NEW YORK (Reuters Health) – Despite recent increases in use of hydroxyurea for sickle cell disease (SCD), only about one in four children with SCD received hydroxyurea in 2015, according to an analysis of Medicaid data.
Recent studies have clearly demonstrated a benefit of hydroxyurea in SCD. And guidelines put forth by the National Heart, Lung, and Blood Institute (NHLBI) in 2014 recommend hydroxyurea be offered to children aged 9 months or older with sickle cell anemia regardless of clinical severity and referred for specialist evaluation in other forms of SCD if pain interferes with quality of life.
To investigate usage patterns, a team led by Dr.
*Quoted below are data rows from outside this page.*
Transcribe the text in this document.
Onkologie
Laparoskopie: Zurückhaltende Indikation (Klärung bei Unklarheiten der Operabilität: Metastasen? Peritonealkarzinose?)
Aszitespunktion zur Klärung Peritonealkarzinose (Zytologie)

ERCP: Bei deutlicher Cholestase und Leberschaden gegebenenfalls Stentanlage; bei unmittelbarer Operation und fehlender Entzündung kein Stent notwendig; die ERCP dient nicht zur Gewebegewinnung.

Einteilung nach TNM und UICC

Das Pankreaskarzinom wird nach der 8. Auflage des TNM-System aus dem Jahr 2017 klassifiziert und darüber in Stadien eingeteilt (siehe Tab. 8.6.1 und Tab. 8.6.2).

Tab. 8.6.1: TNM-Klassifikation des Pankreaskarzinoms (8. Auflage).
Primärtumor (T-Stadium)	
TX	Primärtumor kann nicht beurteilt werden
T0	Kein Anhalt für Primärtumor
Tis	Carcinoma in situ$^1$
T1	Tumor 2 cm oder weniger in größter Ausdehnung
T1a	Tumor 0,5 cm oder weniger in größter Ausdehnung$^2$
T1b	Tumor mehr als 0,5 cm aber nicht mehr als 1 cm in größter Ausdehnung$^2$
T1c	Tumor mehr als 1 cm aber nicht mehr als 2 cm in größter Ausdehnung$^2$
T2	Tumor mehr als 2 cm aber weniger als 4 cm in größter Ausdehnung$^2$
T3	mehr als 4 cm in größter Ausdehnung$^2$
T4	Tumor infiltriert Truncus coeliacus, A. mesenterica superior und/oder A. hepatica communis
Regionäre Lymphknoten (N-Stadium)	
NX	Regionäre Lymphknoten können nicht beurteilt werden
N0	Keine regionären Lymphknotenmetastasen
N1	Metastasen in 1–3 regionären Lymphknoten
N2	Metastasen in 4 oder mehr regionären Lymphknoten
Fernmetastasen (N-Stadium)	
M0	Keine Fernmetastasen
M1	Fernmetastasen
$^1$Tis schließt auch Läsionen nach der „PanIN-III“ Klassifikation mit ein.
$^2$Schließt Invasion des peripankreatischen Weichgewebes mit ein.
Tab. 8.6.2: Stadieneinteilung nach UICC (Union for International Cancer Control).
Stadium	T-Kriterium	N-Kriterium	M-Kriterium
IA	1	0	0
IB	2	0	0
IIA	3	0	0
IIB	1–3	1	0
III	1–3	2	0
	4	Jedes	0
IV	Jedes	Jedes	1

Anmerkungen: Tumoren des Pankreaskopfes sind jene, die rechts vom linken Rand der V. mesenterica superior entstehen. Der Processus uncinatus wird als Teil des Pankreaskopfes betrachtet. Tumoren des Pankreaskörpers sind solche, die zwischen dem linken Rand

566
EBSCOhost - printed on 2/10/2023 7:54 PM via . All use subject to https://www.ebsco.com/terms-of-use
David Brousseau of the Medical College of Wisconsin, in Milwaukee, analyzed data from Truven Health Analytics-IBM Watson Health MarketScan Medicaid database from 2009 to 2015. An average of 5,138 children with SCD were included in each year of the analysis.
Hydroxyurea use increased from 14.3% in 2009 to 28.2% in 2015 (P<0.001), the researchers report in a paper online today in Pediatrics.
However, despite the increase, almost two-thirds of children with sickle cell anemia and three-quarters of those with SCD did not fill a single prescription for hydroxyurea in 2015, they say.
“Although it is difficult to determine the percentage of children with SCD who should receive hydroxyurea, the small increase in the rate of prescribing in our study does not match the increase in evidence of the effectiveness of hydroxyurea,” the researchers write.
During the study period, there was only a slight decrease in overall acute-care-visit rates across the sickle cell population, from 1.20 acute care visits per person-year in 2009 to 1.04 in 2015. The drop in acute-care visits was exclusively in the youngest age group (1 to 6 years) and oldest age group (17 to 19 years).
“There has been a small increase in hydroxyurea use but no consistent pattern of decreased emergency department or hospital use, suggesting that the benefits of hydroxyurea for preventing acute pain in SCD are not translating to the community,” the researchers say.
“These findings illustrate the ongoing barriers to hydroxyurea use in a population-based cohort of Medicaid-enrolled children with SCD and the need to better understand how to translate the benefits to children managed in clinical trials to nonacademic settings,” they conclude.
Dr. Brousseau did not respond to a request for comment by press time.
The study had no specific funding and the authors have declared no relevant conflicts of interest.